Oleh: Damar Tri Afrianto (Dosen di Institut Seni dan Budaya Indonesia (ISBI) Sulsel)
FAJAR.CO.ID -- Indonesia pascakemerdekaan justru memperlihatkan realitas dalam suasana ketegangan sosial; kesenjangan status sosial yang semakin terlihat, hasrat idealistis individu dan kelompok, gejolak emansipatif hingga traumatik peperang. Gambaran kehidupan tersebut dipotret dalam kemasan drama berjudul “Awal dan Mira” karya sastawan Utuy Tatang Sontani. Karya sastra berunansa sosialis tersebut, berlatar tahun 1951, di sebuah kedai kopi sederhana milik seorang gadis cantik bernama Mira.

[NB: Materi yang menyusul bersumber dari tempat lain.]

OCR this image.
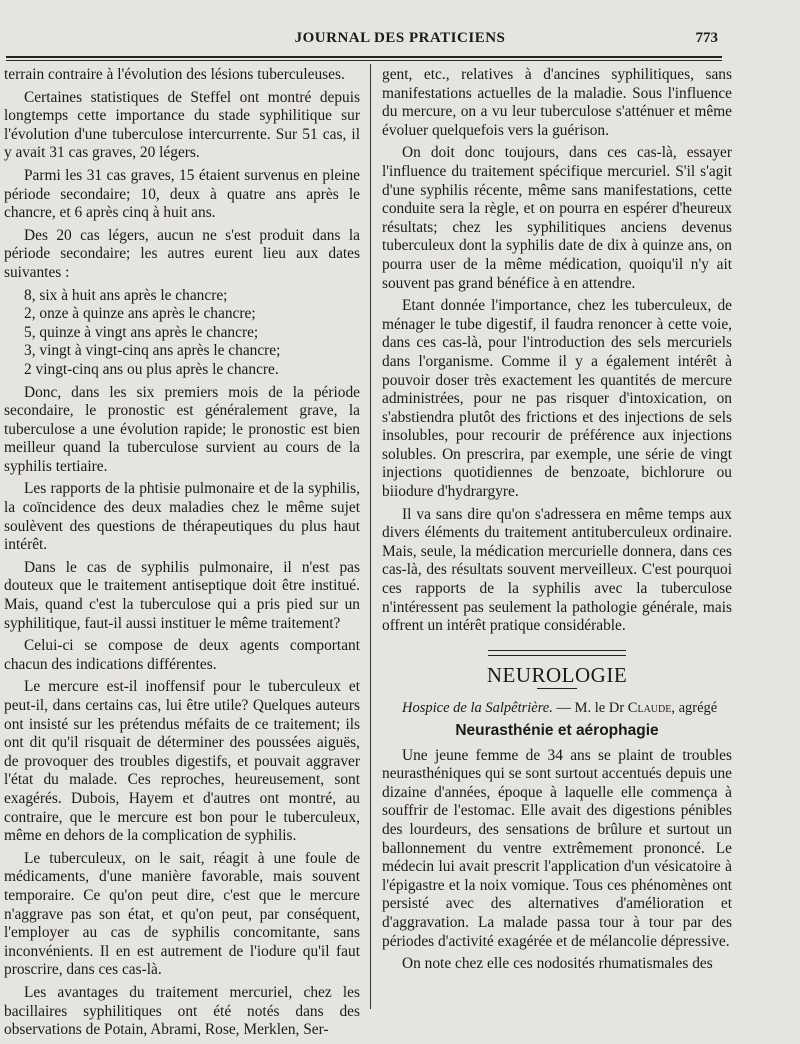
JOURNAL DES PRATICIENS	773

terrain contraire à l'évolution des lésions tuberculeuses.

Certaines statistiques de Steffel ont montré depuis longtemps cette importance du stade syphilitique sur l'évolution d'une tuberculose intercurrente. Sur 51 cas, il y avait 31 cas graves, 20 légers.

Parmi les 31 cas graves, 15 étaient survenus en pleine période secondaire; 10, deux à quatre ans après le chancre, et 6 après cinq à huit ans.

Des 20 cas légers, aucun ne s'est produit dans la période secondaire; les autres eurent lieu aux dates suivantes :

8, six à huit ans après le chancre;

2, onze à quinze ans après le chancre;

5, quinze à vingt ans après le chancre;

3, vingt à vingt-cinq ans après le chancre;

2 vingt-cinq ans ou plus après le chancre.

Donc, dans les six premiers mois de la période secondaire, le pronostic est généralement grave, la tuberculose a une évolution rapide; le pronostic est bien meilleur quand la tuberculose survient au cours de la syphilis tertiaire.

Les rapports de la phtisie pulmonaire et de la syphilis, la coïncidence des deux maladies chez le même sujet soulèvent des questions de thérapeutiques du plus haut intérêt.

Dans le cas de syphilis pulmonaire, il n'est pas douteux que le traitement antiseptique doit être institué. Mais, quand c'est la tuberculose qui a pris pied sur un syphilitique, faut-il aussi instituer le même traitement?

Celui-ci se compose de deux agents comportant chacun des indications différentes.

Le mercure est-il inoffensif pour le tuberculeux et peut-il, dans certains cas, lui être utile? Quelques auteurs ont insisté sur les prétendus méfaits de ce traitement; ils ont dit qu'il risquait de déterminer des poussées aiguës, de provoquer des troubles digestifs, et pouvait aggraver l'état du malade. Ces reproches, heureusement, sont exagérés. Dubois, Hayem et d'autres ont montré, au contraire, que le mercure est bon pour le tuberculeux, même en dehors de la complication de syphilis.

Le tuberculeux, on le sait, réagit à une foule de médicaments, d'une manière favorable, mais souvent temporaire. Ce qu'on peut dire, c'est que le mercure n'aggrave pas son état, et qu'on peut, par conséquent, l'employer au cas de syphilis concomitante, sans inconvénients. Il en est autrement de l'iodure qu'il faut proscrire, dans ces cas-là.

Les avantages du traitement mercuriel, chez les bacillaires syphilitiques ont été notés dans des observations de Potain, Abrami, Rose, Merklen, Ser-

gent, etc., relatives à d'ancines syphilitiques, sans manifestations actuelles de la maladie. Sous l'influence du mercure, on a vu leur tuberculose s'atténuer et même évoluer quelquefois vers la guérison.

On doit donc toujours, dans ces cas-là, essayer l'influence du traitement spécifique mercuriel. S'il s'agit d'une syphilis récente, même sans manifestations, cette conduite sera la règle, et on pourra en espérer d'heureux résultats; chez les syphilitiques anciens devenus tuberculeux dont la syphilis date de dix à quinze ans, on pourra user de la même médication, quoiqu'il n'y ait souvent pas grand bénéfice à en attendre.

Etant donnée l'importance, chez les tuberculeux, de ménager le tube digestif, il faudra renoncer à cette voie, dans ces cas-là, pour l'introduction des sels mercuriels dans l'organisme. Comme il y a également intérêt à pouvoir doser très exactement les quantités de mercure administrées, pour ne pas risquer d'intoxication, on s'abstiendra plutôt des frictions et des injections de sels insolubles, pour recourir de préférence aux injections solubles. On prescrira, par exemple, une série de vingt injections quotidiennes de benzoate, bichlorure ou biiodure d'hydrargyre.

Il va sans dire qu'on s'adressera en même temps aux divers éléments du traitement antituberculeux ordinaire. Mais, seule, la médication mercurielle donnera, dans ces cas-là, des résultats souvent merveilleux. C'est pourquoi ces rapports de la syphilis avec la tuberculose n'intéressent pas seulement la pathologie générale, mais offrent un intérêt pratique considérable.

NEUROLOGIE

Hospice de la Salpêtrière. — M. le Dr Claude, agrégé

Neurasthénie et aérophagie

Une jeune femme de 34 ans se plaint de troubles neurasthéniques qui se sont surtout accentués depuis une dizaine d'années, époque à laquelle elle commença à souffrir de l'estomac. Elle avait des digestions pénibles des lourdeurs, des sensations de brûlure et surtout un ballonnement du ventre extrêmement prononcé. Le médecin lui avait prescrit l'application d'un vésicatoire à l'épigastre et la noix vomique. Tous ces phénomènes ont persisté avec des alternatives d'amélioration et d'aggravation. La malade passa tour à tour par des périodes d'activité exagérée et de mélancolie dépressive.

On note chez elle ces nodosités rhumatismales des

Bisa dimaklumi apabila para lelaki datang ke situ bukan semata-mata untuk segelas kopi. Mira adalah magnet bagi mereka. Di antara mereka ada seorang idealis yang jadi korban dampak sosial pada masa awal kemerdekaan yaitu disimbolkan tokoh Awal. Drama Awal dan Mira merupakan dialektika sejarah pasca kolonialisme dengan gaya roman picisan
Naskah klasik itu bisa jadi telah ribuan kelompok teater yang mementaskan, dengan pandu gaya realisme dalam naskah, setiap kelompok teater mampu mengembangkan pola adegan, dialog, hingga menginterpretasi dan mengintegrasikan dalam kultur budaya. Integrasi kultural kali ini menjadi pendekatan kelompok Kala Teater Makassar dalam mengintensifkan diri dalam pembacaan naskah Awal dan Mira dalam ajang Indonesia Dramatic Reading Festival (IDRF) 2020 dengan tajuk “Politik Bahasa”. Kala Teater Makassar melalui metode dramatic Reading melakukan alih wahana teks ke dalam dialek popular khas Makassar.Tentu ini bukan semata-mata untuk mendekatkan naskah ini pada suatu kerangka bahasa tertentu, tapi lebih dari itu, ada kepercayaan akan teks-teks yang merdeka di tangan pembaca akan menjadi lebih ‘hidup’.